La CIJ est l’organe judiciaire principal de l’Organisation des Nations-Unies (ONU). Instituée en juin 1945 par la Charte des Nations-Unies, la CIJ est composée de 15 juges, élus pour un mandat de neuf ans par l’Assemblée générale et le Conseil de sécurité. La CIJ a une double mission : régler, conformément au droit international, les différends juridiques dont elle est saisie par les Etats et donner des avis consultatifs sur les questions juridiques qui lui sont soumises par les organes de l’ONU et ses agences spécialisées.

Mais que peut-elle faire dans ce cas précis ? La requête sud-africaine constitue un document de 84 pages soigneusement rédigé par des experts internationaux dans le domaine du génocide. Le document renferme un grand nombre de preuves d’actes délibérés de génocide répartis en sept catégories principales. Parmi celles-ci, l’ampleur des massacres, (plus de 23 000 morts jusqu’à présent dont 70 % de femmes et d’enfants), le traitement cruel et inhumain de grands nombres de civils, le refus d’accès à la nourriture et à l’eau, ainsi que l’attaque au système de santé, laissant seulement 13 hôpitaux sur 36 fonctionner partiellement.

Le procès intenté par l’Afrique du Sud se base notamment sur des déclarations de responsables israéliens. Parmi lesquels le ministre du Patrimoine, Amichai Eliyahu, qui a écrit sur son compte Facebook : « Le nord de la bande de Gaza est plus beau que jamais. Tout est détruit et rasé, c’est juste un bonheur pour les yeux. Nous devrions parler du lendemain ». Ou encore le ministre israélien des Affaires étrangères, Israël Katz, qui a dit sur la plateforme X : « L’ensemble de la population civile de Gaza a reçu l’ordre de partir immédiatement. Nous gagnerons. Pas une goutte d’eau, pas même une seule batterie ne leur parviendra. Quittez le monde ».

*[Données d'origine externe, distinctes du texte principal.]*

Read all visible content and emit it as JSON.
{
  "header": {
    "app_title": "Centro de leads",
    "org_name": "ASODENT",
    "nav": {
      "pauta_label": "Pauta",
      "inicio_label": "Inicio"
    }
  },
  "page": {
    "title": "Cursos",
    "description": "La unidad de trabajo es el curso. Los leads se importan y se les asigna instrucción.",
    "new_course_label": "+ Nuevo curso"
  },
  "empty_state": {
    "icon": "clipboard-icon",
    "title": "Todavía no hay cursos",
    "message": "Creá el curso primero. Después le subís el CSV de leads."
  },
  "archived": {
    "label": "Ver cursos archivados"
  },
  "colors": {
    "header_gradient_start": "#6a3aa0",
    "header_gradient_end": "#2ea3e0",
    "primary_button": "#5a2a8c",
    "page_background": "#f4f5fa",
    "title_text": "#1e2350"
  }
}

Des preuves flagrantes, mais …

Pour Mohamed Mahran, professeur de droit international et expert en conflits internationaux, « les attaques délibérées de l’occupation contre des installations civiles et des infrastructures vitales, telles que les écoles et les hôpitaux, constituent des violations flagrantes des lois et des coutumes de la guerre et nécessitent que leurs auteurs soient poursuivis et punis devant la justice internationale ».

Mais tout cela est-il suffisant pour condamner Israël ? Mahran a évoqué la possibilité d’une condamnation d’Israël par la CIJ sur la base d’un certain nombre de textes juridiques internationaux, dont l’article 9 de la Convention de 1948 pour la prévention du crime de génocide, qui stipule que la Cour est compétente dans de tels cas, le génocide étant défini par la Convention de 1948 comme des actes tels que des meurtres « commis dans l’intention de détruire, en tout ou en partie, un groupe national, ethnique, racial ou religieux ».

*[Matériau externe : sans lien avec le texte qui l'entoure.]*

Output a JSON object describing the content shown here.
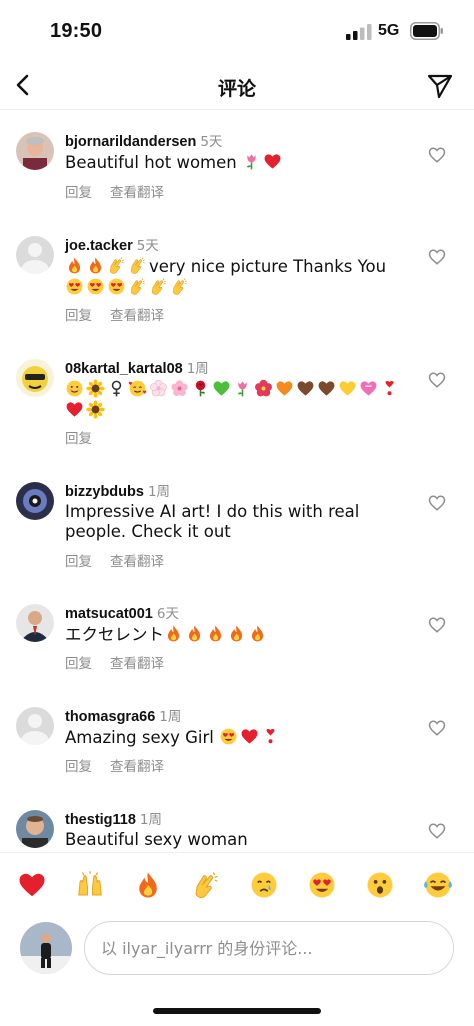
{
  "status_bar": {
    "time": "19:50",
    "network": "5G"
  },
  "nav": {
    "title": "评论"
  },
  "comment_actions": {
    "reply": "回复",
    "translate": "查看翻译"
  },
  "comments": [
    {
      "username": "bjornarildandersen",
      "time": "5天",
      "text": "Beautiful hot women",
      "emojis": [
        "tulip",
        "red-heart"
      ],
      "show_translate": true
    },
    {
      "username": "joe.tacker",
      "time": "5天",
      "text": "very nice picture Thanks You",
      "emojis_before": [
        "fire",
        "fire",
        "clapping-hands",
        "clapping-hands"
      ],
      "emojis_after": [
        "heart-eyes",
        "heart-eyes",
        "heart-eyes",
        "clapping-hands",
        "clapping-hands",
        "clapping-hands"
      ],
      "show_translate": true
    },
    {
      "username": "08kartal_kartal08",
      "time": "1周",
      "text": "",
      "emojis": [
        "smiling-face",
        "sunflower",
        "woman-symbol",
        "smiling-face-hearts",
        "white-flower",
        "cherry-blossom",
        "rose",
        "green-heart",
        "tulip",
        "hibiscus",
        "orange-heart",
        "brown-heart",
        "brown-heart",
        "yellow-heart",
        "pink-heart",
        "exclamation-heart",
        "red-heart",
        "sunflower"
      ],
      "show_translate": false
    },
    {
      "username": "bizzybdubs",
      "time": "1周",
      "text": "Impressive AI art! I do this with real people. Check it out",
      "emojis": [],
      "show_translate": true
    },
    {
      "username": "matsucat001",
      "time": "6天",
      "text": "エクセレント",
      "emojis": [
        "fire",
        "fire",
        "fire",
        "fire",
        "fire"
      ],
      "show_translate": true
    },
    {
      "username": "thomasgra66",
      "time": "1周",
      "text": "Amazing sexy Girl",
      "emojis": [
        "heart-eyes",
        "red-heart",
        "exclamation-heart"
      ],
      "show_translate": true
    },
    {
      "username": "thestig118",
      "time": "1周",
      "text": "Beautiful sexy woman",
      "emojis": [],
      "show_translate": false
    }
  ],
  "quick_reactions": [
    "red-heart",
    "raising-hands",
    "fire",
    "clapping-hands",
    "crying-face",
    "heart-eyes",
    "astonished-face",
    "tears-of-joy"
  ],
  "comment_box": {
    "placeholder": "以 ilyar_ilyarrr 的身份评论..."
  },
  "colors": {
    "secondary_text": "#8e8e8e",
    "divider": "#ececec",
    "heart_red": "#e0245e"
  }
}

« Cette affaire représentera un véritable test de la crédibilité de la justice internationale dans la responsabilisation des pays qui violent les règles du droit international. Tout échec à cet égard affaiblira la confiance du public dans le rôle de la Cour », souligne Mahran, en appelant à activer l’article 8 de l’accord, qui stipule que toutes les parties contractantes peuvent demander aux organes compétents des Nations-Unies de prendre, conformément à la Charte de l’Onu, les mesures qu’elles jugent appropriées pour prévenir et réprimer les actes de génocide.

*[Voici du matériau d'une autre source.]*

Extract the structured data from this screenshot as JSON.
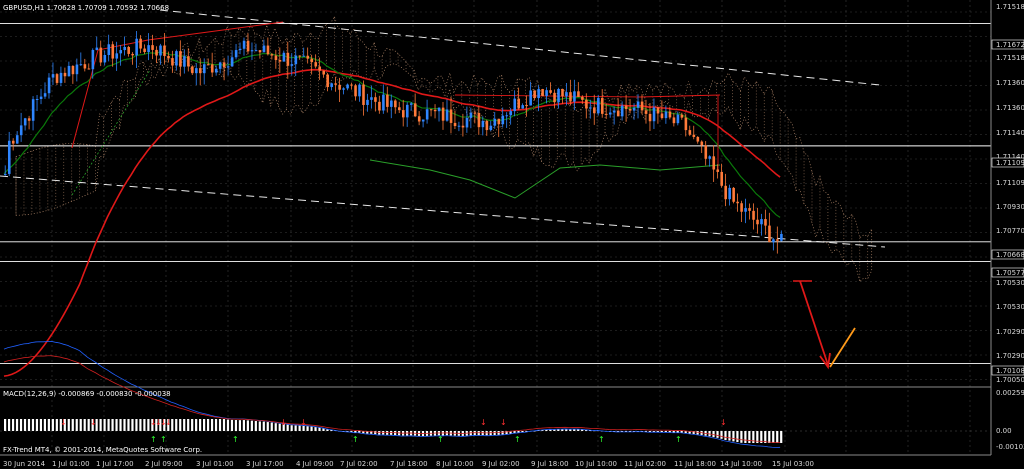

Comme prévu, le premier ministre israélien, Benyamin Netanyahu, s’est empressé de balayer les accusations sud-africaines, affirmant cyniquement que la guerre contre Gaza était « d’une moralité sans équivalent ». Selon le journal Haaretz, le professeur britannique Malcolm Shaw, expert en litiges territoriaux, présentera la défense d’Israël. Il plaidera évidemment non coupable.

Selon les experts, l’affaire risque de durer des années. La Cour a déjà statué sur Israël une fois, en 2004, lorsqu’elle a jugé que la barrière construite par Israël dans et autour de la Cisjordanie occupée était illégale et contraire au droit international, en vain. Car la CIJ ne dispose d’aucun pouvoir coercitif.